Most of the time, when you read a book, you only get to see the finished product. Hopefully you’ve chosen a Really Good Book, so you’re holding in your hands a near-perfect balance of intriguing ideas, compelling characters, immersive world building, plot tension, authentic emotion and beautiful turns of phrase. What you don’t get to see – even if you’re beta-reading an early draft for a writer friend – are the long silences when the ideas and words don’t come. Or the tangled, mangled words that don’t mean the thing you want them to mean. Or the acres of grey fog between brightly shining key plot points. Or the hours of (figuratively) smacking your skull to try to beat some tiny, misshapen, vague blobs of something into coherent ideas you can’t even begin to hone with words until you can see them clearly.

Sometimes it’s really hard to keep going.

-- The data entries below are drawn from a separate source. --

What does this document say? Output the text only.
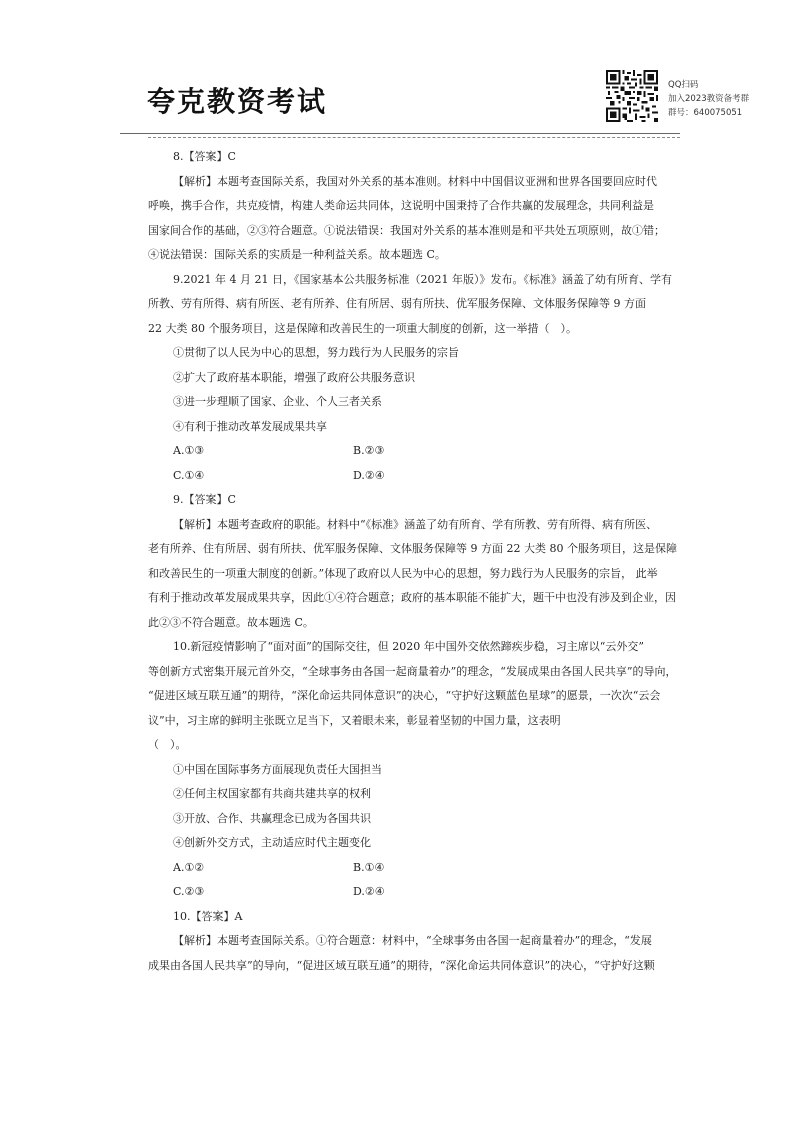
夸克教资考试	QQ扫码
加入2023教资备考群
群号：640075051

8.【答案】C

【解析】本题考查国际关系，我国对外关系的基本准则。材料中中国倡议亚洲和世界各国要回应时代

呼唤，携手合作，共克疫情，构建人类命运共同体，这说明中国秉持了合作共赢的发展理念，共同利益是

国家间合作的基础，②③符合题意。①说法错误：我国对外关系的基本准则是和平共处五项原则，故①错；

④说法错误：国际关系的实质是一种利益关系。故本题选 C。

9.2021 年 4 月 21 日，《国家基本公共服务标准（2021 年版）》发布。《标准》涵盖了幼有所育、学有

所教、劳有所得、病有所医、老有所养、住有所居、弱有所扶、优军服务保障、文体服务保障等 9 方面

22 大类 80 个服务项目，这是保障和改善民生的一项重大制度的创新，这一举措（　）。

①贯彻了以人民为中心的思想，努力践行为人民服务的宗旨

②扩大了政府基本职能，增强了政府公共服务意识

③进一步理顺了国家、企业、个人三者关系

④有利于推动改革发展成果共享

A.①③	B.②③

C.①④	D.②④

9.【答案】C

【解析】本题考查政府的职能。材料中“《标准》涵盖了幼有所育、学有所教、劳有所得、病有所医、

老有所养、住有所居、弱有所扶、优军服务保障、文体服务保障等 9 方面 22 大类 80 个服务项目，这是保障

和改善民生的一项重大制度的创新。”体现了政府以人民为中心的思想，努力践行为人民服务的宗旨， 此举

有利于推动改革发展成果共享，因此①④符合题意；政府的基本职能不能扩大，题干中也没有涉及到企业，因

此②③不符合题意。故本题选 C。

10.新冠疫情影响了“面对面”的国际交往，但 2020 年中国外交依然蹄疾步稳，习主席以“云外交”

等创新方式密集开展元首外交，“全球事务由各国一起商量着办”的理念，“发展成果由各国人民共享”的导向，

“促进区域互联互通”的期待，“深化命运共同体意识”的决心，“守护好这颗蓝色星球”的愿景，一次次“云会

议”中，习主席的鲜明主张既立足当下，又着眼未来，彰显着坚韧的中国力量，这表明

（　）。

①中国在国际事务方面展现负责任大国担当

②任何主权国家都有共商共建共享的权利

③开放、合作、共赢理念已成为各国共识

④创新外交方式，主动适应时代主题变化

A.①②	B.①④

C.②③	D.②④

10.【答案】A

【解析】本题考查国际关系。①符合题意：材料中，“全球事务由各国一起商量着办”的理念，“发展

成果由各国人民共享”的导向，“促进区域互联互通”的期待，“深化命运共同体意识”的决心，“守护好这颗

The most valuable thing I got out of HARDCOPY was that all this is part of pretty much every writer’s journey. (You hear it a lot, but it can be hard to know.) Being in a room with 30 other people, some of whom are pretty far along the road to publication, and hearing that we’ve all had the same struggles; hearing from Nadine, who gave us plenty of examples of successful, nameable writers who have slogged through the same word-tangles and plot-fogs; that was gold. What I got from all that was that I am on the right track. Sometimes I don’t have a map or I’ve wandered into a briar-patch or stepped in a puddle and I can’t feel my feet they’re so cold, but these are the same briar-patches and mud puddles and vague wandering paths that have been trekked by countless writers before me.

This gig is a confidence game, and at its core you’ve gotta be the one to decide whether or not you can cut it. But it’s a long, long windy road to producing literature, and having the opportunity to participate in programs like HARDCOPY can give an emerging writer just exactly the boost they need to stay on the path.